- The Washington Times - Monday, January 13, 2014

The Supreme Court cleared the way Monday for an Arizona abortion ban to be struck down, but the decision does not immediately impact other states that also seek to prohibit most abortions after 20 weeks of pregnancy.

The high court let stand a ruling by the 9th Circuit Court of Appeals, which said Arizona law H.B. 2036 was unconstitutional, due to a woman’s right to have an abortion of a nonviable fetus.

Viability is generally calculated around 24 weeks after a woman’s last menstrual period.

The Arizona law, enacted in 2012, prohibited most abortions 20 weeks from the last menstrual period, or 18 weeks postfertilization, which is a shorter timeframe than other, similar laws.

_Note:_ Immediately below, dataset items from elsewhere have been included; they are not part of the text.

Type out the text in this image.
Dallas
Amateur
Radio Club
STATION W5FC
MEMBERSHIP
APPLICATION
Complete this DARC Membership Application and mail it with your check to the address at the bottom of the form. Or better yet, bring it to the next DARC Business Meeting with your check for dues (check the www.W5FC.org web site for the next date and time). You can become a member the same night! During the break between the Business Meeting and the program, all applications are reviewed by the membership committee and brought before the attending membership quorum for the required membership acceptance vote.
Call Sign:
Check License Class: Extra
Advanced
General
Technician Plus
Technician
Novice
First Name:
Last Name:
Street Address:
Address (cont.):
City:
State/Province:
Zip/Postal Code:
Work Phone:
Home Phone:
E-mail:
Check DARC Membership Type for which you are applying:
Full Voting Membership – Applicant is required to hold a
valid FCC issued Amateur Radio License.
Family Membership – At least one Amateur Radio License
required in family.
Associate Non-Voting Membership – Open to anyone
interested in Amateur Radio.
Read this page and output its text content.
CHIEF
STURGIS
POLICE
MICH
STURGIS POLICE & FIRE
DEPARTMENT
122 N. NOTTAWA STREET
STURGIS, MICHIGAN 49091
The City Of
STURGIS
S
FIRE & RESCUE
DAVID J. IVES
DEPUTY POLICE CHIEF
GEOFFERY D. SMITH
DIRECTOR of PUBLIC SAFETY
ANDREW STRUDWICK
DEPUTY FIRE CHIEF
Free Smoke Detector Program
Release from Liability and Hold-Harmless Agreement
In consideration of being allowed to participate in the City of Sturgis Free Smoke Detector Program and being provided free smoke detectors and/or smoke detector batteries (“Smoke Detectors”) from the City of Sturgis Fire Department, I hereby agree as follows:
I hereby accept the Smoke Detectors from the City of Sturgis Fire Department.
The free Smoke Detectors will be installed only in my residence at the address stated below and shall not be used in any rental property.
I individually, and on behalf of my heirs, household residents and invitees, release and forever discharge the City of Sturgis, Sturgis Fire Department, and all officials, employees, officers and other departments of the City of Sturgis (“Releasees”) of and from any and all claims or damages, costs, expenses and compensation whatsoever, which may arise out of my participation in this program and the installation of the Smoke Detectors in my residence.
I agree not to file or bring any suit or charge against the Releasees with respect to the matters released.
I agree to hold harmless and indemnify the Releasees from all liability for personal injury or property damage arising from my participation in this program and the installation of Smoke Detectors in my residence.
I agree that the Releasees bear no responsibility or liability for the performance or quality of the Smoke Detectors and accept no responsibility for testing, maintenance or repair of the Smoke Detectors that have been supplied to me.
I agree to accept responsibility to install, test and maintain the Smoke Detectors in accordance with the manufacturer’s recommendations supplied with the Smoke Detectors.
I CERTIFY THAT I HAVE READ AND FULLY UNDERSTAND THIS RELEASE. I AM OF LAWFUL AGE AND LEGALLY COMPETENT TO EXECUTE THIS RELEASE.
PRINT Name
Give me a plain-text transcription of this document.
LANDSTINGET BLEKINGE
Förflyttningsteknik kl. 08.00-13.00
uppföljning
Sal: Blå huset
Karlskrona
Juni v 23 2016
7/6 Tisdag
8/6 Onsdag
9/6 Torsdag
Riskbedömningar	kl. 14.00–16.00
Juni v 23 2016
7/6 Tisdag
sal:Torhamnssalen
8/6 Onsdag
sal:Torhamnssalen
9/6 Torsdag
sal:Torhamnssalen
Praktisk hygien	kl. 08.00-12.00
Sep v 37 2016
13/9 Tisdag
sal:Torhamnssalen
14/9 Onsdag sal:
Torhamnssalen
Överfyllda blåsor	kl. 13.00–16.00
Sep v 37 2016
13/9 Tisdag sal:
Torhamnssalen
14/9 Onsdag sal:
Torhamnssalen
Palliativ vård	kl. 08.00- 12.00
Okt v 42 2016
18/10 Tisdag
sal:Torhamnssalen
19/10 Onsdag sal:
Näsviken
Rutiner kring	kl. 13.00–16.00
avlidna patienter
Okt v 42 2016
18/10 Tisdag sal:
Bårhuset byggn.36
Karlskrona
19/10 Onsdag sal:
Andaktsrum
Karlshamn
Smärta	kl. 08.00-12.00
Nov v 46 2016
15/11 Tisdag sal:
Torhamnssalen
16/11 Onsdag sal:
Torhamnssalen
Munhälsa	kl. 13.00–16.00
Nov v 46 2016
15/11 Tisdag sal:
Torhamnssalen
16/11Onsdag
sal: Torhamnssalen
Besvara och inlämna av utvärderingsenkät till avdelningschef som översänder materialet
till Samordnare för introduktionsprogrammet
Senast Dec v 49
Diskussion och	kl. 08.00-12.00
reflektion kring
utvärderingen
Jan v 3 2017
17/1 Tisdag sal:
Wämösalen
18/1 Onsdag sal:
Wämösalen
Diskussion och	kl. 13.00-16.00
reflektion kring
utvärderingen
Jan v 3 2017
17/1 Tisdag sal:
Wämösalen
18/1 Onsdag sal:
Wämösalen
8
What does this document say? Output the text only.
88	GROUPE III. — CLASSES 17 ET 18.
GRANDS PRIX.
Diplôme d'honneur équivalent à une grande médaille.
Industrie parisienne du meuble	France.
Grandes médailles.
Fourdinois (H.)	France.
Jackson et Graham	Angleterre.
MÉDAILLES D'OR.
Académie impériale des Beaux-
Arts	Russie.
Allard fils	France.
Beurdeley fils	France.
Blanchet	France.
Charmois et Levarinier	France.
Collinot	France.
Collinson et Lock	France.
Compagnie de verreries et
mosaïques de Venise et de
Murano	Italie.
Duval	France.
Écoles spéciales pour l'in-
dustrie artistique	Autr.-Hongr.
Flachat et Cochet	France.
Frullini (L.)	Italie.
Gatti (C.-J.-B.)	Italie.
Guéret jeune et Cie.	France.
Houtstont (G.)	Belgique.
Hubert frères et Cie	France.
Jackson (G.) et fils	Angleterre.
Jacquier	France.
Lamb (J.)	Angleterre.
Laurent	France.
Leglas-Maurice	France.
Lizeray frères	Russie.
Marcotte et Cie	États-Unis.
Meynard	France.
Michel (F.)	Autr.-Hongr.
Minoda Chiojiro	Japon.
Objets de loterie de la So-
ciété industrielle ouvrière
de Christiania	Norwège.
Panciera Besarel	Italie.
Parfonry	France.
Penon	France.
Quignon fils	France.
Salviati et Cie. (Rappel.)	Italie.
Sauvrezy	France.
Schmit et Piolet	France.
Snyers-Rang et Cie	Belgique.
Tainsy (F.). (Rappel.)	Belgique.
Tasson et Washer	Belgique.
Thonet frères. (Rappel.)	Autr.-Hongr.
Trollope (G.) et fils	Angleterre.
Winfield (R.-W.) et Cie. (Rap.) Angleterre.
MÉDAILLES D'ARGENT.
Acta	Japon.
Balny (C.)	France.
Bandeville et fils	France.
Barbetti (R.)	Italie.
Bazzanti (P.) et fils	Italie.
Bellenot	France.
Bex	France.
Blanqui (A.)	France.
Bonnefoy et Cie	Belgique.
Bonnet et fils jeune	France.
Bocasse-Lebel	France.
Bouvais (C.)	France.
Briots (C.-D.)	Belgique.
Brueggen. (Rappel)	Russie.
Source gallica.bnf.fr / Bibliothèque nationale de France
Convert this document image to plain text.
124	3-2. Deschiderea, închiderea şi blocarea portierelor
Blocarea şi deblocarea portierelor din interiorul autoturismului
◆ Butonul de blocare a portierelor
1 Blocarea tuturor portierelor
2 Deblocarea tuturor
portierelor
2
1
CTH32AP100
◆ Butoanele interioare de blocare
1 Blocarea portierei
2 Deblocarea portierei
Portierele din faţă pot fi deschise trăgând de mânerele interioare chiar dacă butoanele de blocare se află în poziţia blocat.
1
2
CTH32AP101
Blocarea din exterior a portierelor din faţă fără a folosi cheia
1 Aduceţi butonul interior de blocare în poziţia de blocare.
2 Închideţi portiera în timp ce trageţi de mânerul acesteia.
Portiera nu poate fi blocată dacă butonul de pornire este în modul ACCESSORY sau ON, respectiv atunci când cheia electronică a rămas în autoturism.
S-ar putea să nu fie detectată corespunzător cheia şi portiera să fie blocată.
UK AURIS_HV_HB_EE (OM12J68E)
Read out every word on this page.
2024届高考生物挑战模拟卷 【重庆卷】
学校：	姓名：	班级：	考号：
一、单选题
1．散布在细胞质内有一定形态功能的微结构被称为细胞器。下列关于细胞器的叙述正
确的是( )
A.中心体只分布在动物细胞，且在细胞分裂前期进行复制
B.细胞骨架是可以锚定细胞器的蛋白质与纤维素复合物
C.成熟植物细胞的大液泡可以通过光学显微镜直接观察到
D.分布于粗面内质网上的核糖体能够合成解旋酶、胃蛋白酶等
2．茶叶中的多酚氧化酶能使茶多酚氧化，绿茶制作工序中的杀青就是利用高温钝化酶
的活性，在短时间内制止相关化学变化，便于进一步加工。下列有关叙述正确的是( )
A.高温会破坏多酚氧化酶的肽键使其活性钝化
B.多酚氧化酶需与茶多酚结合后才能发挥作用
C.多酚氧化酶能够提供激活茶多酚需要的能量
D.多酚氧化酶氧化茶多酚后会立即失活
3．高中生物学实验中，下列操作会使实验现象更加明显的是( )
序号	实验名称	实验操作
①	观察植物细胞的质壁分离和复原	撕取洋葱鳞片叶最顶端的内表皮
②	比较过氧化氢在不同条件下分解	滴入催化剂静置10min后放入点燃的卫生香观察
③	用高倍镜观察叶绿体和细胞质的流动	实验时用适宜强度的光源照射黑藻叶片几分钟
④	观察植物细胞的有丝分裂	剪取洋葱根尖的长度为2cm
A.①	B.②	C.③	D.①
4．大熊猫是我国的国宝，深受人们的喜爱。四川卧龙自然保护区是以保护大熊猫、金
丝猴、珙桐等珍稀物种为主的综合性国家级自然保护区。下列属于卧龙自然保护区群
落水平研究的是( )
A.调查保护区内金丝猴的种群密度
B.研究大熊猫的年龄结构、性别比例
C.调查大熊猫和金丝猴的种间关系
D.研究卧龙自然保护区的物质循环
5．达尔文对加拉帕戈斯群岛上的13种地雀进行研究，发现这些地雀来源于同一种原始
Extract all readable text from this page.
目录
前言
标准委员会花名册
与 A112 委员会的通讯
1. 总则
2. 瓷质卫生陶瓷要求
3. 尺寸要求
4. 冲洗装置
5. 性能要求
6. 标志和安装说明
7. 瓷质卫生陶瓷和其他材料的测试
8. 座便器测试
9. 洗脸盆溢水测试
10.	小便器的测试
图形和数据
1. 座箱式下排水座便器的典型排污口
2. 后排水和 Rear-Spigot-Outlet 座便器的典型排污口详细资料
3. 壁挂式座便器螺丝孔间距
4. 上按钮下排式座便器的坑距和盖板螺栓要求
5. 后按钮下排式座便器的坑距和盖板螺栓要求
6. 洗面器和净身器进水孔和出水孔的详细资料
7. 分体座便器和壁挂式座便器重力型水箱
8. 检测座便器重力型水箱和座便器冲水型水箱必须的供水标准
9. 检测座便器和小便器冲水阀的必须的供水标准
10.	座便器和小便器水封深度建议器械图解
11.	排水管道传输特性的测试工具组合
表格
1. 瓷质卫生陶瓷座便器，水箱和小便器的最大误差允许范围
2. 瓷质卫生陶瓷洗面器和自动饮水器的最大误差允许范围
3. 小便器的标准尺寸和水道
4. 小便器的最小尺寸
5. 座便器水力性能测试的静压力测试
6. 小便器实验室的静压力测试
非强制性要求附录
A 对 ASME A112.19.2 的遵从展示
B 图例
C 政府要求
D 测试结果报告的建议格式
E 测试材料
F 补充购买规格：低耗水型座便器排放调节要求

The Arizona law was crafted to prevent abortions at a time when a fetus might be able to feel pain, and also out of concern that women’s health risks rise during second- and third-trimester abortions.

Andrew Wilder, spokesman for Arizona Gov. Janice K. Brewer, said Monday that the high court’s decision not to hear the case was “a clear infringement on the authority of states to implement critical life-affirming laws.”

Mrs. Brewer’s administration “will continue to fight to protect Arizona women, families and our most vulnerable population — unborn children,” Mr. Wilder said.

Pro-choice supporters in Arizona and the nation hailed the decision not to hear Horne v. Isaacson.

It ensures that Arizona women’s lives and health will not be harmed by this “callous and unconstitutional law,” said Nancy Northup, president and chief executive of the Center for Reproductive Rights. Attorneys with the center and American Civil Liberties Union were among those representing Dr. Paul A. Isaacson and two other Arizona abortion providers who sued to stop the law.

“This is a significant victory for Arizona women,” said Bryan Howard, president and chief executive of Planned Parenthood Arizona. “Politicians in Arizona and in the other 49 states should take note — dangerous and unconstitutional restrictions on safe and legal abortion will not pass muster in the courts — or with the public,” he said.

Pro-life supporters countered that the 9th Circuit’s ruling only applies to the nine states in its Western region — and only to Arizona’s unique law.

The decision to let the appellate-court decision stand “has no impact” on laws in 10 other states that prohibit abortions on 20-week-old fetuses that are capable of feeling pain, said Mary Spaulding Balch, director of state legislation at the National Right to Life Committee.

“We believe the ruling is limited to the facts of this case,” Mr. Wilder said.

“States outside the Ninth Circuit can and should enact 20-week limits to protect unborn life and protect women’s health,” Clarke D. Forsythe, senior counsel for Americans United for Life, wrote on National Review Online. At least 14 other states have 20-week abortion laws “on the books,” he said. Many of these laws “are in force, and many have not been challenged in court.”

According to Guttmacher Institute, at least 23 states have enacted laws banning most abortions past a specific point in pregnancy — typically 20 weeks or more postfertilization.

Laws in Idaho and Georgia are currently blocked by courts. The nation’s most restrictive laws — those in North Dakota and Arkansas that block most abortions once a fetal heartbeat can be detected — are also enjoined by courts.